Durante o caminho, o Biruk nos contou um pouco mais de sua história. Ele não sabe quem é seu pai e perdeu a mãe quando criança. Seus familiares mais próximos são as irmãs mais velhas, que o criaram, e que vivem com as tias no centro de Addis. Infelizmente não tivemos a oportunidade de conhecer as irmãs que estavam trabalhando, mas as tias foram super receptivas e deixaram explícito a alegria de ter seu sobrinho no programa da EEF. A casa é bem simples e em um mesmo cômodo vivem as irmãs e o próprio Biruk quando vai visitá-las. Saímos de lá refletindo na realidade tão diferente e no choque transformador que a educação pode causar em uma família. 🙂




No domingo, aproveitamos nosso dia livre para, junto com a Alice, conhecer o Museu Nacional da Etiópia. O Museu é famoso por abrigar a ossada de Lucy, nosso antepassado bípede mais antigo com cerca de 3,2 milhões de anos, e tem uma área bem interessante sobre evolução humana. Entretanto, naquele dia, a imagem da Lucy foi parcialmente ofuscada por um encontro inesperado. Logo que chegamos no museu, demos de cara com Angelina Jolie e 4 dos seus 6 filhos. 😱 Não tivemos muita reação e nem sequer conseguimos fazer uma foto por respeito à família, mas mesmo assim virou história para contar. 😅


Passada a primeira semana, começamos a planejar nosso réveillon. Novamente, essa não era uma data celebrada pelos etíopes por conta do calendário distinto, mas queríamos comemorar de alguma forma. O Giulio, outro gerente do alojamento, tinha acabado de voltar de férias e nos convidou para jantar e ir em uma festa com ele e um amigo. Jantamos em um restaurante italiano de um amigo dele e a comida estava deliciosa. A Gabi, porém, não tinha digerido muito bem alguma coisa no almoço e o jantar voltou logo que caiu no estômago. 🤦♂️ Por sorte, ela conseguiu correr até o banheiro antes… 🤢
Depois disso, a Gabi deu uma melhorada e decidimos seguir até o próximo local para celebrar a virada. O local nada mais era que um restaurante que improvisou uma pequena festa para expatriados, mas ali notamos que réveillon não é o forte dos etíopes… A contagem foi atrasada e, logo que passou a virada, a grande maioria das pessoas já foi embora. 🤦♂️ Ficamos ali por mais uma hora e decidimos voltar pro alojamento, enquanto o Giulio e seu amigo foram tentar a sorte em outro lugar. Ficamos com a impressão que 2019 não acabou e teremos que celebrar em dobro no próximo ano. 😅
Entre um dia e outro de voluntariado, decidimos conhecer durante uma de nossas manhãs o Merkato de Addis, considerado o maior mercado a céu aberto da África. Passeamos pelas ruas entupidas de gente e ainda acabamos presenciando uma grande multidão de muçulmanos durante uma reza coletiva (tradicional às sextas-feiras)… Almoçamos ali por perto e depois fomos tomar café no Tomoca Café, tido como um dos melhores cafés da cidade.
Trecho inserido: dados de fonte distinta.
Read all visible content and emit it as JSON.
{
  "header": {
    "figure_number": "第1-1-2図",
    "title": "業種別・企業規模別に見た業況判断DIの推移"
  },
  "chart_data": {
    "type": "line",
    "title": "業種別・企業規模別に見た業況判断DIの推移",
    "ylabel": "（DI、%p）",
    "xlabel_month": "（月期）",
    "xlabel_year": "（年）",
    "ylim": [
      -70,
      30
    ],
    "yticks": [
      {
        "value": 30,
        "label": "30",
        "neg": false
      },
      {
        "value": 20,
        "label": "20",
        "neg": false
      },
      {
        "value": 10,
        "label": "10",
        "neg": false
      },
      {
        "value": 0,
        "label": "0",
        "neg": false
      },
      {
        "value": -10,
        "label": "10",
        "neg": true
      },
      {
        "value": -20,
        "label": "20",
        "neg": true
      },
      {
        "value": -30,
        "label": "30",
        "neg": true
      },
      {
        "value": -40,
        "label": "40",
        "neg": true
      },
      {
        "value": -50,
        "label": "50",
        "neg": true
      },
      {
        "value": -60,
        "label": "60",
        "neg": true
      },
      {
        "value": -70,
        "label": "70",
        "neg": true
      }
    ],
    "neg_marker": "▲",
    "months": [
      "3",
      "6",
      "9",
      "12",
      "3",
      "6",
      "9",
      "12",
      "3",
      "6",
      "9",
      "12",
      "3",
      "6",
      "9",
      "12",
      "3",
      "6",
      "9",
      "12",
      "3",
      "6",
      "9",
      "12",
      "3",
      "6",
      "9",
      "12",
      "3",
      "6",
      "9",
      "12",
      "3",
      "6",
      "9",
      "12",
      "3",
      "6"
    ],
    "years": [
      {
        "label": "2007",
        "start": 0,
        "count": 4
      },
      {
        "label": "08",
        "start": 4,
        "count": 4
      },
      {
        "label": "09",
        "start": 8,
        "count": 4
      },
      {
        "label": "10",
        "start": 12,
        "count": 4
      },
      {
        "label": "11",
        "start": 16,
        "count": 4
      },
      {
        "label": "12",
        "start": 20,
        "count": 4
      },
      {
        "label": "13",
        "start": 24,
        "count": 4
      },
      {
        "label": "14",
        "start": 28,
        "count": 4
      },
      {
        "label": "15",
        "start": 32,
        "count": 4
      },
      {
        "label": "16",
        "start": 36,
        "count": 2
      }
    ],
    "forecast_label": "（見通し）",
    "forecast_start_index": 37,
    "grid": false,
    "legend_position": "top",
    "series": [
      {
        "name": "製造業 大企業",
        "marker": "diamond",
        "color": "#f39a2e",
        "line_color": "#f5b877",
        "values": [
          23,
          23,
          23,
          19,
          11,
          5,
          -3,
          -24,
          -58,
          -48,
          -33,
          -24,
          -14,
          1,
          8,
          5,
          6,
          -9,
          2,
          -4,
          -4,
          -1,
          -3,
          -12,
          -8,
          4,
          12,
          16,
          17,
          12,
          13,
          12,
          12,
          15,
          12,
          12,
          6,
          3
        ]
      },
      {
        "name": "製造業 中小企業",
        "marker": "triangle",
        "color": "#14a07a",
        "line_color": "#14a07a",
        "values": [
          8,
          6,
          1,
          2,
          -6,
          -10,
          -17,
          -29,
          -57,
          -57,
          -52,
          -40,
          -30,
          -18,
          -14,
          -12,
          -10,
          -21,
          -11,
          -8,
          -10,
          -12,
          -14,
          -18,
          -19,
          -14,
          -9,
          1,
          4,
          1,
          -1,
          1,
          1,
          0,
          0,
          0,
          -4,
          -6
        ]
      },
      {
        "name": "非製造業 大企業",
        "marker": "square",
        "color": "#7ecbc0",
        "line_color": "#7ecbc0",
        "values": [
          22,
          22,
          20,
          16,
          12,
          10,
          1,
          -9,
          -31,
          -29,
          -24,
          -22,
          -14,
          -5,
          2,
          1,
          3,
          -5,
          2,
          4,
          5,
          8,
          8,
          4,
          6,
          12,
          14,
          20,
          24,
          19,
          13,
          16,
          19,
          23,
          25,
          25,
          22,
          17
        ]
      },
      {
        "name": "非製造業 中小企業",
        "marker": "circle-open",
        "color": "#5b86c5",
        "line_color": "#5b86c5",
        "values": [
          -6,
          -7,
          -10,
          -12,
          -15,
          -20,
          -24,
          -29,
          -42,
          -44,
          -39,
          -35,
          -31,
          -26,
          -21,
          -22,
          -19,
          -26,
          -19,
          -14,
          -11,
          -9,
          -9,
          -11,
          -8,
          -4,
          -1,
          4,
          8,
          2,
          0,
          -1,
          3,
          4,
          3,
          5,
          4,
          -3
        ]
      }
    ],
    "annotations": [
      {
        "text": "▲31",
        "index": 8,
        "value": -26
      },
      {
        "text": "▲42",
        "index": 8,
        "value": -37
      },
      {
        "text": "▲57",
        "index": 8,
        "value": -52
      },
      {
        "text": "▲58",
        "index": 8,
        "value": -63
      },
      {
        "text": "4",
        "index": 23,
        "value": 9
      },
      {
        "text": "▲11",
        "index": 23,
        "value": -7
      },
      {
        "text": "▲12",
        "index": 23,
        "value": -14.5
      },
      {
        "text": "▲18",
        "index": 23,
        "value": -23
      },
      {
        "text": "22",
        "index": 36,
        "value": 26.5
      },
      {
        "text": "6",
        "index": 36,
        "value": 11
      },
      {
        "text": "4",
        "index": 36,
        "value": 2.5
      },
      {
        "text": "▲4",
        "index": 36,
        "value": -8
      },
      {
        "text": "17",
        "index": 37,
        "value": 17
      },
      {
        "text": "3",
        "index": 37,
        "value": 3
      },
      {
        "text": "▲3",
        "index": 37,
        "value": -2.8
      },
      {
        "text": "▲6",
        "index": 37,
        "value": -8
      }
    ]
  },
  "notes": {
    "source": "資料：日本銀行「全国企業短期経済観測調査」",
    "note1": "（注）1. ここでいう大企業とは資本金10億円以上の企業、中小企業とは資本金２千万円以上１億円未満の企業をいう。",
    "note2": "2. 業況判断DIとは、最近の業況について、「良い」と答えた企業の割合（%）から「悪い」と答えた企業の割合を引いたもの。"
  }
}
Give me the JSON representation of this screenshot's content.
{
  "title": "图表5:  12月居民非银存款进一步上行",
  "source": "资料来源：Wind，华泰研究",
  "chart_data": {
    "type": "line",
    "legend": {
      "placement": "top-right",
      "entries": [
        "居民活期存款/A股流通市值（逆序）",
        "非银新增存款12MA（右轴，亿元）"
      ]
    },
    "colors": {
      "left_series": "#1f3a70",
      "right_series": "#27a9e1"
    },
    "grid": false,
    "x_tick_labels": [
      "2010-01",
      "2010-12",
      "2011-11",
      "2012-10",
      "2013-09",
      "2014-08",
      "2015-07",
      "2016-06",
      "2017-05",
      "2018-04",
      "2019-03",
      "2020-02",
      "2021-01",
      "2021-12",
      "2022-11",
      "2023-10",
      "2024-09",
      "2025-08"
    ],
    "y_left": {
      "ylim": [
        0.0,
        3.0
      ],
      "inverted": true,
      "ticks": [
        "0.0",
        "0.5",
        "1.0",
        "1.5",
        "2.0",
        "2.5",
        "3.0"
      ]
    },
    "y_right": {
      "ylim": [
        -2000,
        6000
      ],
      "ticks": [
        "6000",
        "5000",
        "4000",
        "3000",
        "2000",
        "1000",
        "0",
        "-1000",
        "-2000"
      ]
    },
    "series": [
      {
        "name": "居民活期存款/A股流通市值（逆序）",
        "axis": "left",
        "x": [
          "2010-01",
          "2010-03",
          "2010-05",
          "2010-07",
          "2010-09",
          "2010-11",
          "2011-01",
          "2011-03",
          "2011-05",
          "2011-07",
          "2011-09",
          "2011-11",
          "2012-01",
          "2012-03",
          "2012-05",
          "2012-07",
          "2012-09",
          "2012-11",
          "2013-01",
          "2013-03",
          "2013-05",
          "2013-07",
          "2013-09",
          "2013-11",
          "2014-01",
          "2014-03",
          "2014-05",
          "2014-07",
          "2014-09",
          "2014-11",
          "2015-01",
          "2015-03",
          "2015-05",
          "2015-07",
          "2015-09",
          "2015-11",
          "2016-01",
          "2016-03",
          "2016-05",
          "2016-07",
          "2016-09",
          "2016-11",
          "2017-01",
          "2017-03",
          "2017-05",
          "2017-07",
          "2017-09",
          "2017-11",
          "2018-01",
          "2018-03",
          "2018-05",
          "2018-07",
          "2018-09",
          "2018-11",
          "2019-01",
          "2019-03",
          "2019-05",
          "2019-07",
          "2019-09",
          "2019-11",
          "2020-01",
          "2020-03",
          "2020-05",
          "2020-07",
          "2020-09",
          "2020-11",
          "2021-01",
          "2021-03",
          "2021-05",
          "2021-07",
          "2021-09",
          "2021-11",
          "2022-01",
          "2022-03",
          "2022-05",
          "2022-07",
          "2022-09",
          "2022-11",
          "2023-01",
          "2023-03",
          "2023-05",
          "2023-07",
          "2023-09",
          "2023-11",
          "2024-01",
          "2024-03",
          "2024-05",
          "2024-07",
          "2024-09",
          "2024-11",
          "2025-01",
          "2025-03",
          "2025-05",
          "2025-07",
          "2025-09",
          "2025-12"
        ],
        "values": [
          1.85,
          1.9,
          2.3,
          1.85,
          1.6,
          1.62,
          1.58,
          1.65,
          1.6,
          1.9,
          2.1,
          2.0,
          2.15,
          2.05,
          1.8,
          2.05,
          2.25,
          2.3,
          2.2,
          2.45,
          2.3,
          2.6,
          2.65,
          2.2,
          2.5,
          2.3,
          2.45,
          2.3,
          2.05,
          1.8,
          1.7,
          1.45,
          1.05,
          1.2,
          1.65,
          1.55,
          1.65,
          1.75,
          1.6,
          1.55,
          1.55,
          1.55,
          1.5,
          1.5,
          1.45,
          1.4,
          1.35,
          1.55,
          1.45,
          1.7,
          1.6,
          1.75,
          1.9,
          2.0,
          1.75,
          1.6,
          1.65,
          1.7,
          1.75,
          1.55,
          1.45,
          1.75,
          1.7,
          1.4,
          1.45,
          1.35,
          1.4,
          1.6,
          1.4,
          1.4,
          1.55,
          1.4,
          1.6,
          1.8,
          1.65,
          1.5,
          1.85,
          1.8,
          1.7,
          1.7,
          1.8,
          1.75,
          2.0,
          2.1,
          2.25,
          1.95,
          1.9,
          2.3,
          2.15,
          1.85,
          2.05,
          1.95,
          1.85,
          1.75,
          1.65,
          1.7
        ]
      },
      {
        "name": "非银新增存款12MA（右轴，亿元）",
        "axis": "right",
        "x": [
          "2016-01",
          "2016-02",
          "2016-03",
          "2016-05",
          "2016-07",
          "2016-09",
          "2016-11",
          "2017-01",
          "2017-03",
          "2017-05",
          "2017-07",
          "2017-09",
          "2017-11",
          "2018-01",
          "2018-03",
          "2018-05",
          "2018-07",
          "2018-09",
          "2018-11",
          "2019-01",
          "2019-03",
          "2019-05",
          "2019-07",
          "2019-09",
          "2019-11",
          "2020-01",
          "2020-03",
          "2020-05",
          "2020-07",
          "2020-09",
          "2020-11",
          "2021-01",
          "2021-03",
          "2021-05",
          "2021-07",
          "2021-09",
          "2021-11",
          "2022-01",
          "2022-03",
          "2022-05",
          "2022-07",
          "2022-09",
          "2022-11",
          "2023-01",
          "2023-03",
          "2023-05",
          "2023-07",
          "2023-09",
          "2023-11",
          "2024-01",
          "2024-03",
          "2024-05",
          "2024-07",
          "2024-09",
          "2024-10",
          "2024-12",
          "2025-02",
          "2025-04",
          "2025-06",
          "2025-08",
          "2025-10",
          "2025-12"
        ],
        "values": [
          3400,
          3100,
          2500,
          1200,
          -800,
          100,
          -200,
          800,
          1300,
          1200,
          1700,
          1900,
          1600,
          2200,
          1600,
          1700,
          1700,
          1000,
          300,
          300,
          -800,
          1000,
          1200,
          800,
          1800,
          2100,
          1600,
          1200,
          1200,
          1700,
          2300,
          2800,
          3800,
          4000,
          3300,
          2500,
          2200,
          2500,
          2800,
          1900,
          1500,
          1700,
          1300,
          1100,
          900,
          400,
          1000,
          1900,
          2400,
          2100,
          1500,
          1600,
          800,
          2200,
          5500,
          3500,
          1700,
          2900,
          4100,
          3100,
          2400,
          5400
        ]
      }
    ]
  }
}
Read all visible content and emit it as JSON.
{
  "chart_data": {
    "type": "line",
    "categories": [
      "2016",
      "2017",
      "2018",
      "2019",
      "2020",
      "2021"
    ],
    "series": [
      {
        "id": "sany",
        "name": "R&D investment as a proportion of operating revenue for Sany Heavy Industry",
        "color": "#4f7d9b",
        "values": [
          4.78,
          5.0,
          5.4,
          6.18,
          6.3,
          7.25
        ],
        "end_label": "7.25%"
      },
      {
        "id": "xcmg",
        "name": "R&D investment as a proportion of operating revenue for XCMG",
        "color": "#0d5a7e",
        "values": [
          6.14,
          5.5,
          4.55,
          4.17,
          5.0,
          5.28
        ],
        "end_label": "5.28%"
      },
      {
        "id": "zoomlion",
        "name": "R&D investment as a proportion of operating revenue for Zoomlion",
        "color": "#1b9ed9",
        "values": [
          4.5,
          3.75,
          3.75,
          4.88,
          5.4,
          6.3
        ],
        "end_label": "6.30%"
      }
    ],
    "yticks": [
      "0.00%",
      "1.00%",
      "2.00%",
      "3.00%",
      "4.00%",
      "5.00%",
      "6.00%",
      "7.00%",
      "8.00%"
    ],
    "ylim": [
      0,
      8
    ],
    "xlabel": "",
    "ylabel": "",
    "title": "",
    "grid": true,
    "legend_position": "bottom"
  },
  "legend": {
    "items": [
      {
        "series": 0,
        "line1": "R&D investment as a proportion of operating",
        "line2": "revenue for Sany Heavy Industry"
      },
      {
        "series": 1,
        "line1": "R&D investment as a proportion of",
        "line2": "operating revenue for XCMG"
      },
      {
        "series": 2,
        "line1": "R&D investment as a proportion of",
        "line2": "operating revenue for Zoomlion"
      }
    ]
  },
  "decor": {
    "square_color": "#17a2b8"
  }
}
No último fim de semana, a Gabi decidiu organizar uma atividade de decoração de Natal com as crianças. Algumas delas aproveitaram o feriado para viajar, mas pelo menos metade ficou no alojamento e celebraria o Natal ali mesmo. Compramos papéis coloridos e outros aparatos de decoração e começamos a chamar as crianças para ajudar. Elas demoraram um pouco para pegar o ritmo, mas depois não queriam mais parar de cortar e desenhar. O resultado ficou bem legal!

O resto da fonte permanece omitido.